Formal Verification of Unknown Dynamical Systems via Gaussian Process Regression
This work addresses the challenge of ensuring safety in autonomous systems with black-box components, which is crucial for applications like robotics and control, though it is incremental as it builds on existing GP and model checking methods.
The authors tackled the problem of verifying safety-critical autonomous systems with unknown dynamics by developing a framework that uses Gaussian process regression to learn from data and abstracts the system into an uncertain Markov decision process for formal verification against temporal logic specifications, achieving correctness guarantees and polynomial computational complexity in dataset and abstraction size.
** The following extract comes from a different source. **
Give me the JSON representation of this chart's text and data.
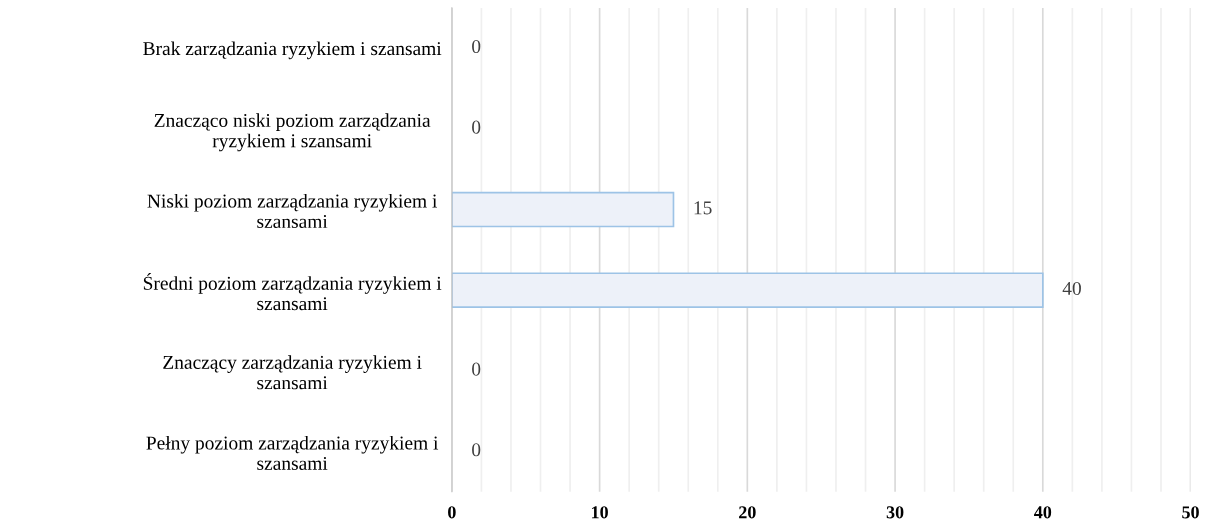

Leveraging autonomous systems in safety-critical scenarios requires verifying their behaviors in the presence of uncertainties and black-box components that influence the system dynamics. In this work, we develop a framework for verifying discrete-time dynamical systems with unmodelled dynamics and noisy measurements against temporal logic specifications from an input-output dataset. The verification framework employs Gaussian process (GP) regression to learn the unknown dynamics from the dataset and abstracts the continuous-space system as a finite-state, uncertain Markov decision process (MDP). This abstraction relies on space discretization and transition probability intervals that capture the uncertainty due to the error in GP regression by using reproducible kernel Hilbert space analysis as well as the uncertainty induced by discretization. The framework utilizes existing model checking tools for verification of the uncertain MDP abstraction against a given temporal logic specification. We establish the correctness of extending the verification results on the abstraction created from noisy measurements to the underlying system. We show that the computational complexity of the framework is polynomial in the size of the dataset and discrete abstraction. The complexity analysis illustrates a trade-off between the quality of the verification results and the computational burden to handle larger datasets and finer abstractions. Finally, we demonstrate the efficacy of our learning and verification framework on several case studies with linear, nonlinear, and switched dynamical systems.